Mycobacterium leprae
Cassandra Partin

Mycobacterium leprae is a rod-shaped bacterium that causes the disease leprosy. It does not form capsules, flagella, or spores. It was first detected in 1873 by a Norwegian physician named Gerhard Hansen and is sometimes called Hansen's bacillus in his honor.

M. leprae's general morphology and staining characteristics are similar to other mycobacteria. Therefore, it is acid-fast, meaning that an acid-alcohol solution won't remove carbol fuchsin dye from its cell wall. Its cells contain peptidoglycan and stain gram-positive, but most of its cell wall is comprised of unique types of lipids. One of the fatty acid chains is mycolic acid. The thick, waxy nature imparted by these lipids causes high resistance to certain chemicals and adds to its pathogenicity. There are two notable exceptions to its similarity to other mycobacteria.

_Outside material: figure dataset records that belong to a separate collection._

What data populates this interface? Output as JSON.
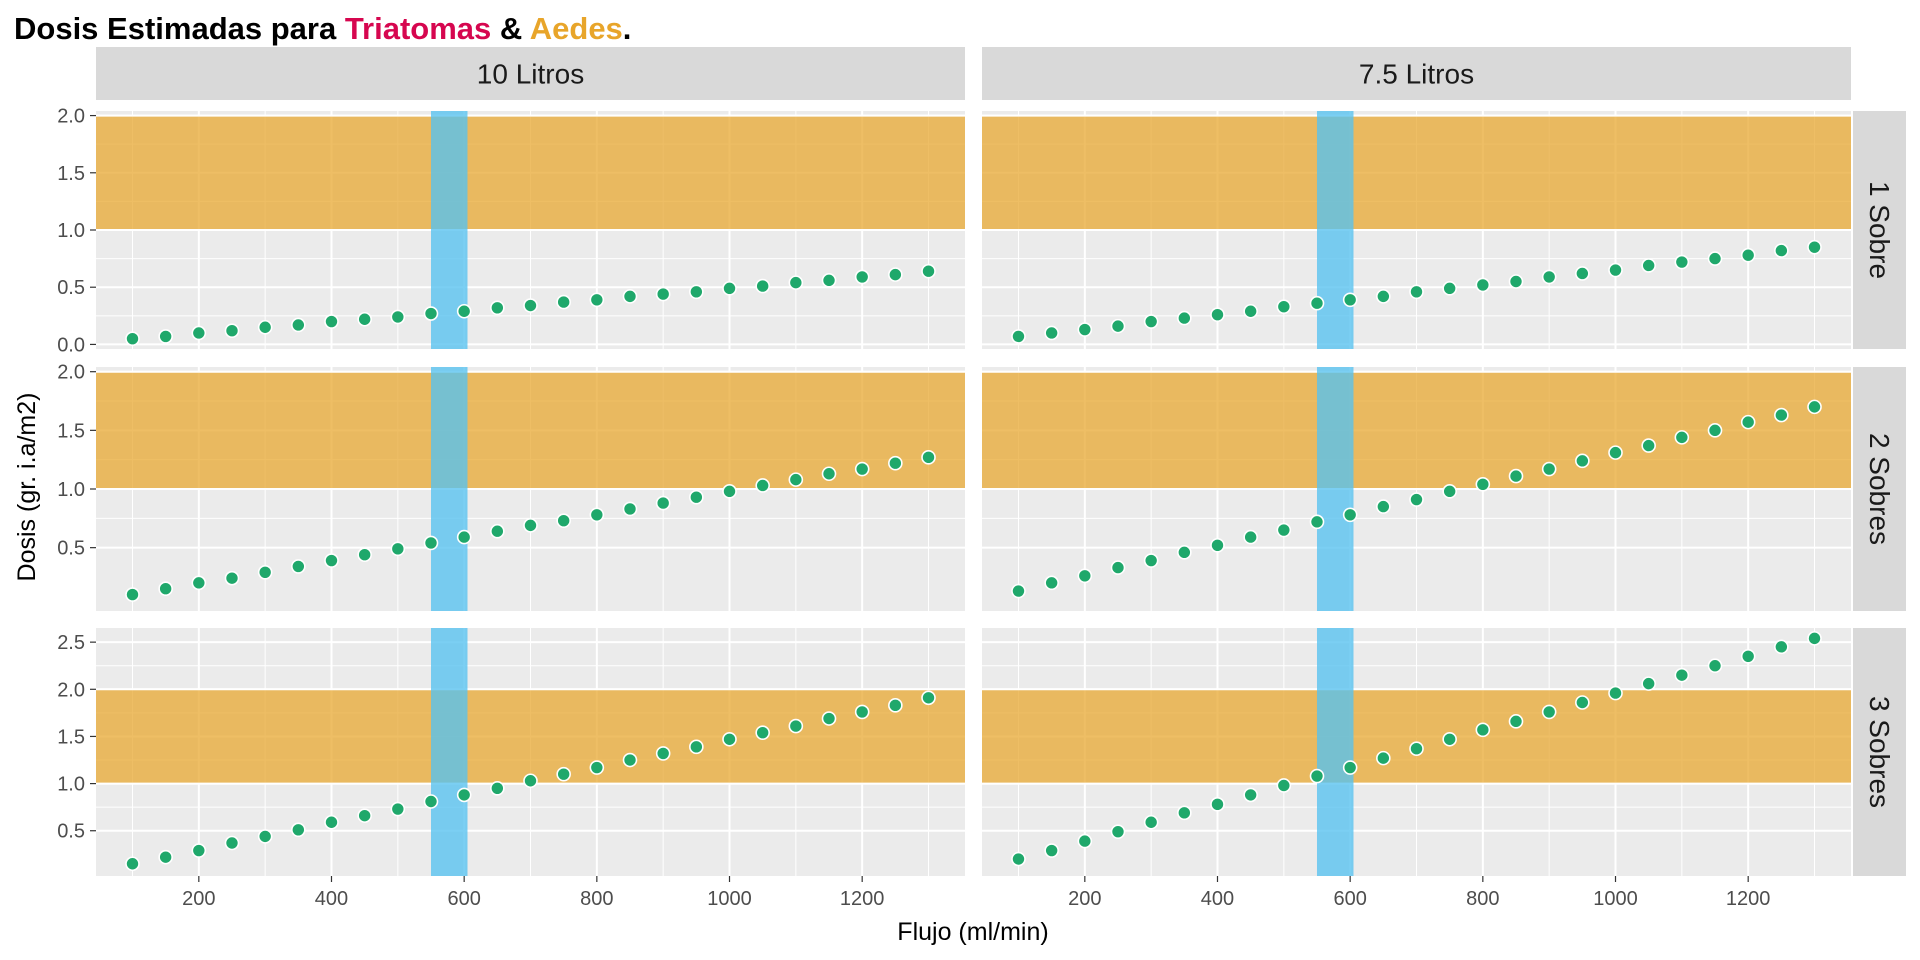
{
  "title": {
    "parts": [
      {
        "text": "Dosis Estimadas para ",
        "color": "#000000"
      },
      {
        "text": "Triatomas",
        "color": "#D6064F"
      },
      {
        "text": " & ",
        "color": "#000000"
      },
      {
        "text": "Aedes",
        "color": "#E8A52A"
      },
      {
        "text": ".",
        "color": "#000000"
      }
    ]
  },
  "chart_data": {
    "type": "scatter",
    "xlabel": "Flujo (ml/min)",
    "ylabel": "Dosis (gr. i.a/m2)",
    "xlim": [
      45,
      1355
    ],
    "x_ticks": [
      200,
      400,
      600,
      800,
      1000,
      1200
    ],
    "grid": true,
    "columns": [
      "10 Litros",
      "7.5 Litros"
    ],
    "rows": [
      {
        "label": "1 Sobre",
        "ylim": [
          -0.04,
          2.04
        ],
        "y_ticks": [
          0.0,
          0.5,
          1.0,
          1.5,
          2.0
        ],
        "y_tick_labels": [
          "0.0",
          "0.5",
          "1.0",
          "1.5",
          "2.0"
        ]
      },
      {
        "label": "2 Sobres",
        "ylim": [
          -0.04,
          2.04
        ],
        "y_ticks": [
          0.5,
          1.0,
          1.5,
          2.0
        ],
        "y_tick_labels": [
          "0.5",
          "1.0",
          "1.5",
          "2.0"
        ]
      },
      {
        "label": "3 Sobres",
        "ylim": [
          0.02,
          2.65
        ],
        "y_ticks": [
          0.5,
          1.0,
          1.5,
          2.0,
          2.5
        ],
        "y_tick_labels": [
          "0.5",
          "1.0",
          "1.5",
          "2.0",
          "2.5"
        ]
      }
    ],
    "target_band": {
      "ymin": 1.0,
      "ymax": 2.0,
      "color": "#E8A52A"
    },
    "flow_band": {
      "xmin": 550,
      "xmax": 605,
      "color": "#56C1F0"
    },
    "point_color": "#1FA86B",
    "x": [
      100,
      150,
      200,
      250,
      300,
      350,
      400,
      450,
      500,
      550,
      600,
      650,
      700,
      750,
      800,
      850,
      900,
      950,
      1000,
      1050,
      1100,
      1150,
      1200,
      1250,
      1300
    ],
    "series": [
      {
        "row": 0,
        "col": 0,
        "values": [
          0.05,
          0.07,
          0.1,
          0.12,
          0.15,
          0.17,
          0.2,
          0.22,
          0.24,
          0.27,
          0.29,
          0.32,
          0.34,
          0.37,
          0.39,
          0.42,
          0.44,
          0.46,
          0.49,
          0.51,
          0.54,
          0.56,
          0.59,
          0.61,
          0.64
        ]
      },
      {
        "row": 0,
        "col": 1,
        "values": [
          0.07,
          0.1,
          0.13,
          0.16,
          0.2,
          0.23,
          0.26,
          0.29,
          0.33,
          0.36,
          0.39,
          0.42,
          0.46,
          0.49,
          0.52,
          0.55,
          0.59,
          0.62,
          0.65,
          0.69,
          0.72,
          0.75,
          0.78,
          0.82,
          0.85
        ]
      },
      {
        "row": 1,
        "col": 0,
        "values": [
          0.1,
          0.15,
          0.2,
          0.24,
          0.29,
          0.34,
          0.39,
          0.44,
          0.49,
          0.54,
          0.59,
          0.64,
          0.69,
          0.73,
          0.78,
          0.83,
          0.88,
          0.93,
          0.98,
          1.03,
          1.08,
          1.13,
          1.17,
          1.22,
          1.27
        ]
      },
      {
        "row": 1,
        "col": 1,
        "values": [
          0.13,
          0.2,
          0.26,
          0.33,
          0.39,
          0.46,
          0.52,
          0.59,
          0.65,
          0.72,
          0.78,
          0.85,
          0.91,
          0.98,
          1.04,
          1.11,
          1.17,
          1.24,
          1.31,
          1.37,
          1.44,
          1.5,
          1.57,
          1.63,
          1.7
        ]
      },
      {
        "row": 2,
        "col": 0,
        "values": [
          0.15,
          0.22,
          0.29,
          0.37,
          0.44,
          0.51,
          0.59,
          0.66,
          0.73,
          0.81,
          0.88,
          0.95,
          1.03,
          1.1,
          1.17,
          1.25,
          1.32,
          1.39,
          1.47,
          1.54,
          1.61,
          1.69,
          1.76,
          1.83,
          1.91
        ]
      },
      {
        "row": 2,
        "col": 1,
        "values": [
          0.2,
          0.29,
          0.39,
          0.49,
          0.59,
          0.69,
          0.78,
          0.88,
          0.98,
          1.08,
          1.17,
          1.27,
          1.37,
          1.47,
          1.57,
          1.66,
          1.76,
          1.86,
          1.96,
          2.06,
          2.15,
          2.25,
          2.35,
          2.45,
          2.54
        ]
      }
    ]
  }
}
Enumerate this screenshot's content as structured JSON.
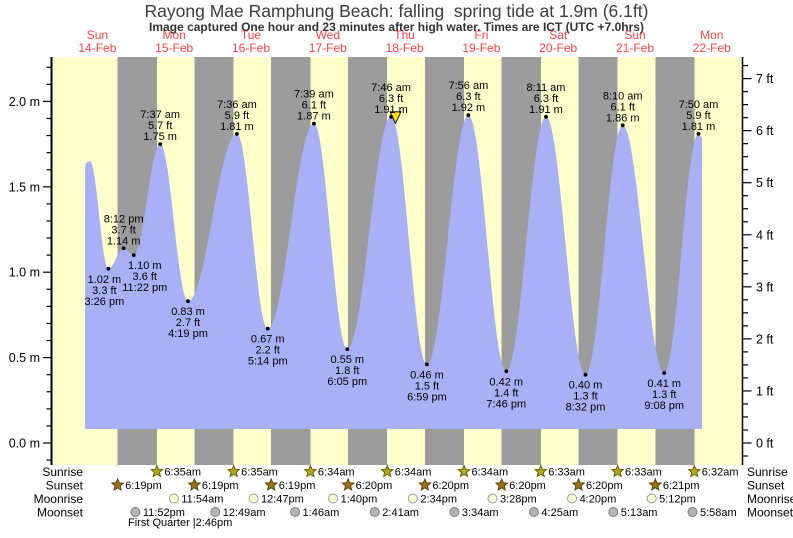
{
  "title": "Rayong Mae Ramphung Beach: falling  spring tide at 1.9m (6.1ft)",
  "subtitle": "Image captured One hour and 23 minutes after high water. Times are ICT (UTC +7.0hrs)",
  "colors": {
    "day_band": "#ffffcc",
    "night_band": "#9c9c9c",
    "tide_fill": "#a8b0f6",
    "day_label_red": "#ff4444",
    "annotation_text": "#000000",
    "axis": "#000000",
    "current_marker": "#ffdf00",
    "sunrise_star": "#b2a81e",
    "sunrise_star_edge": "#6b6400",
    "sunset_star": "#9a721e",
    "sunset_star_edge": "#5e4200",
    "moonrise_fill": "#ffffd8",
    "moonrise_edge": "#9a9a9a",
    "moonset_fill": "#b5b5b5",
    "moonset_edge": "#7f7f7f"
  },
  "chart_data": {
    "type": "area",
    "title": "Rayong Mae Ramphung Beach: falling  spring tide at 1.9m (6.1ft)",
    "days": [
      {
        "name": "Sun",
        "date": "14-Feb"
      },
      {
        "name": "Mon",
        "date": "15-Feb"
      },
      {
        "name": "Tue",
        "date": "16-Feb"
      },
      {
        "name": "Wed",
        "date": "17-Feb"
      },
      {
        "name": "Thu",
        "date": "18-Feb"
      },
      {
        "name": "Fri",
        "date": "19-Feb"
      },
      {
        "name": "Sat",
        "date": "20-Feb"
      },
      {
        "name": "Sun",
        "date": "21-Feb"
      },
      {
        "name": "Mon",
        "date": "22-Feb"
      }
    ],
    "y_axis_left": {
      "unit": "m",
      "ticks": [
        {
          "value": 0.0,
          "label": "0.0 m"
        },
        {
          "value": 0.5,
          "label": "0.5 m"
        },
        {
          "value": 1.0,
          "label": "1.0 m"
        },
        {
          "value": 1.5,
          "label": "1.5 m"
        },
        {
          "value": 2.0,
          "label": "2.0 m"
        }
      ]
    },
    "y_axis_right": {
      "unit": "ft",
      "ticks": [
        {
          "value": 0,
          "label": "0 ft"
        },
        {
          "value": 1,
          "label": "1 ft"
        },
        {
          "value": 2,
          "label": "2 ft"
        },
        {
          "value": 3,
          "label": "3 ft"
        },
        {
          "value": 4,
          "label": "4 ft"
        },
        {
          "value": 5,
          "label": "5 ft"
        },
        {
          "value": 6,
          "label": "6 ft"
        },
        {
          "value": 7,
          "label": "7 ft"
        }
      ]
    },
    "tide_events": [
      {
        "day": 0,
        "time": "9:40 am",
        "height_m": 1.65,
        "height_ft": 5.4,
        "type": "high",
        "labeled": false
      },
      {
        "day": 0,
        "time": "3:26 pm",
        "height_m": 1.02,
        "height_ft": 3.3,
        "type": "low",
        "labeled": true
      },
      {
        "day": 0,
        "time": "8:12 pm",
        "height_m": 1.14,
        "height_ft": 3.7,
        "type": "high",
        "labeled": true
      },
      {
        "day": 0,
        "time": "11:22 pm",
        "height_m": 1.1,
        "height_ft": 3.6,
        "type": "low",
        "labeled": true
      },
      {
        "day": 1,
        "time": "7:37 am",
        "height_m": 1.75,
        "height_ft": 5.7,
        "type": "high",
        "labeled": true
      },
      {
        "day": 1,
        "time": "4:19 pm",
        "height_m": 0.83,
        "height_ft": 2.7,
        "type": "low",
        "labeled": true
      },
      {
        "day": 2,
        "time": "7:36 am",
        "height_m": 1.81,
        "height_ft": 5.9,
        "type": "high",
        "labeled": true
      },
      {
        "day": 2,
        "time": "5:14 pm",
        "height_m": 0.67,
        "height_ft": 2.2,
        "type": "low",
        "labeled": true
      },
      {
        "day": 3,
        "time": "7:39 am",
        "height_m": 1.87,
        "height_ft": 6.1,
        "type": "high",
        "labeled": true
      },
      {
        "day": 3,
        "time": "6:05 pm",
        "height_m": 0.55,
        "height_ft": 1.8,
        "type": "low",
        "labeled": true
      },
      {
        "day": 4,
        "time": "7:46 am",
        "height_m": 1.91,
        "height_ft": 6.3,
        "type": "high",
        "labeled": true
      },
      {
        "day": 4,
        "time": "6:59 pm",
        "height_m": 0.46,
        "height_ft": 1.5,
        "type": "low",
        "labeled": true
      },
      {
        "day": 5,
        "time": "7:56 am",
        "height_m": 1.92,
        "height_ft": 6.3,
        "type": "high",
        "labeled": true
      },
      {
        "day": 5,
        "time": "7:46 pm",
        "height_m": 0.42,
        "height_ft": 1.4,
        "type": "low",
        "labeled": true
      },
      {
        "day": 6,
        "time": "8:11 am",
        "height_m": 1.91,
        "height_ft": 6.3,
        "type": "high",
        "labeled": true
      },
      {
        "day": 6,
        "time": "8:32 pm",
        "height_m": 0.4,
        "height_ft": 1.3,
        "type": "low",
        "labeled": true
      },
      {
        "day": 7,
        "time": "8:10 am",
        "height_m": 1.86,
        "height_ft": 6.1,
        "type": "high",
        "labeled": true
      },
      {
        "day": 7,
        "time": "9:08 pm",
        "height_m": 0.41,
        "height_ft": 1.3,
        "type": "low",
        "labeled": true
      },
      {
        "day": 8,
        "time": "7:50 am",
        "height_m": 1.81,
        "height_ft": 5.9,
        "type": "high",
        "labeled": true
      }
    ],
    "current_time_marker": {
      "day": 4,
      "time": "9:09 am"
    },
    "curve_start": {
      "day": 0,
      "time": "8:10 am"
    }
  },
  "astro": {
    "row_labels": [
      "Sunrise",
      "Sunset",
      "Moonrise",
      "Moonset"
    ],
    "sunrise": [
      {
        "day": 1,
        "time": "6:35am"
      },
      {
        "day": 2,
        "time": "6:35am"
      },
      {
        "day": 3,
        "time": "6:34am"
      },
      {
        "day": 4,
        "time": "6:34am"
      },
      {
        "day": 5,
        "time": "6:34am"
      },
      {
        "day": 6,
        "time": "6:33am"
      },
      {
        "day": 7,
        "time": "6:33am"
      },
      {
        "day": 8,
        "time": "6:32am"
      }
    ],
    "sunset": [
      {
        "day": 0,
        "time": "6:19pm"
      },
      {
        "day": 1,
        "time": "6:19pm"
      },
      {
        "day": 2,
        "time": "6:19pm"
      },
      {
        "day": 3,
        "time": "6:20pm"
      },
      {
        "day": 4,
        "time": "6:20pm"
      },
      {
        "day": 5,
        "time": "6:20pm"
      },
      {
        "day": 6,
        "time": "6:20pm"
      },
      {
        "day": 7,
        "time": "6:21pm"
      }
    ],
    "moonrise": [
      {
        "day": 1,
        "time": "11:54am"
      },
      {
        "day": 2,
        "time": "12:47pm"
      },
      {
        "day": 3,
        "time": "1:40pm"
      },
      {
        "day": 4,
        "time": "2:34pm"
      },
      {
        "day": 5,
        "time": "3:28pm"
      },
      {
        "day": 6,
        "time": "4:20pm"
      },
      {
        "day": 7,
        "time": "5:12pm"
      }
    ],
    "moonset": [
      {
        "day": 0,
        "time": "11:52pm"
      },
      {
        "day": 2,
        "time": "12:49am"
      },
      {
        "day": 3,
        "time": "1:46am"
      },
      {
        "day": 4,
        "time": "2:41am"
      },
      {
        "day": 5,
        "time": "3:34am"
      },
      {
        "day": 6,
        "time": "4:25am"
      },
      {
        "day": 7,
        "time": "5:13am"
      },
      {
        "day": 8,
        "time": "5:58am"
      }
    ],
    "moon_phase": {
      "label": "First Quarter",
      "time": "2:46pm"
    }
  }
}
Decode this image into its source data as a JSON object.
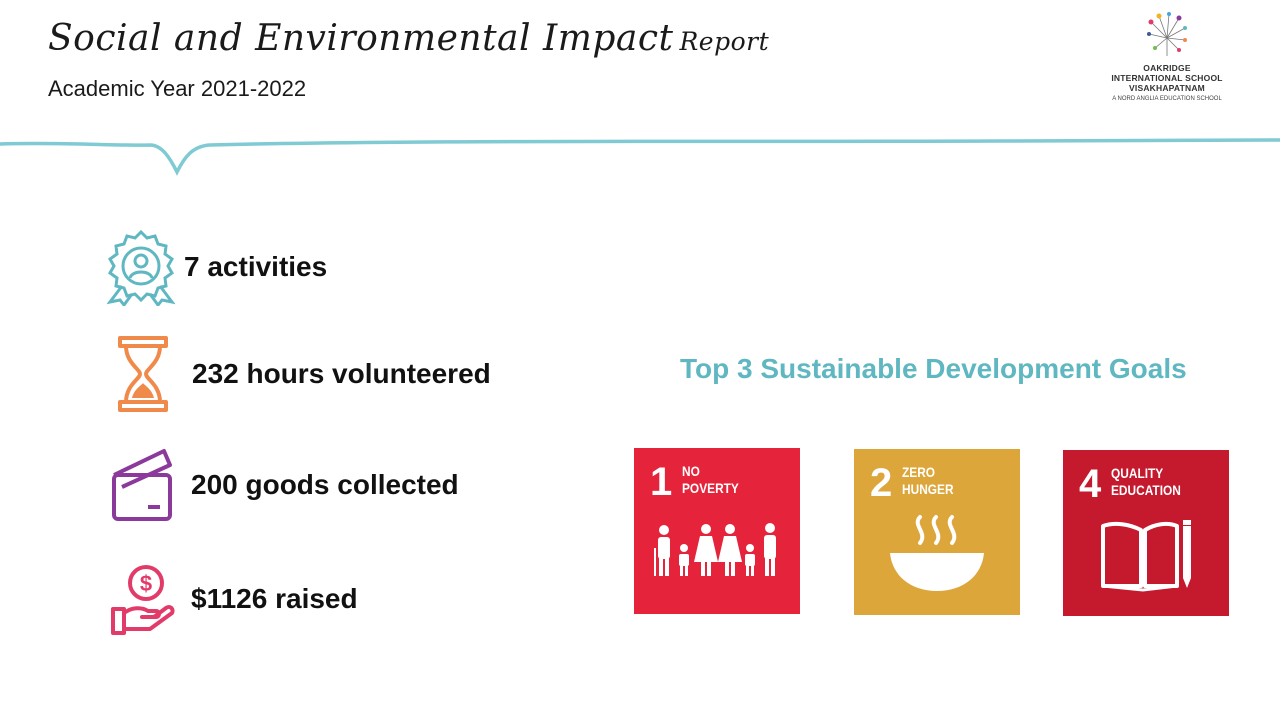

The first is that it's a strict parasite that has not been grown in artificial media or human tissue cultures. The second is that it is the slowest growing of all species. Its generation time is anywhere from ten to thirty days. M. leprae multiplies within host cells in large packets called globi at an optimum temperature of 30 C

The leprosy bacillus is not highly virulent so most people who come into contact with it don't develop the disease. The bacterium does have some highly effective evasion mechanisms which helps it avoid different aspects of phagocyte mediated killing. One mechanism is that it surrounds itself with phenolic glycolipid which scavenges free radicals. It also releases a lipoarabinomannan, which blocks the ability of macrophages to respond to the activating effects of IFNgamma. Infected cells may also lose their efficiency as antigen-presenting cells. Finally, M. leprae can escape from the phagosome to multiply in the cytoplasm. The actual disease is treated with dapsone, rifampin, and clofazimine (usually in combination).

 

*Disclaimer - This report was written by a student participaring in a microbiology course at the Missouri University of Science and Technology. The accuracy of the contents of this report is not guaranteed and it is recommended that you seek additional sources of information to verify the contents.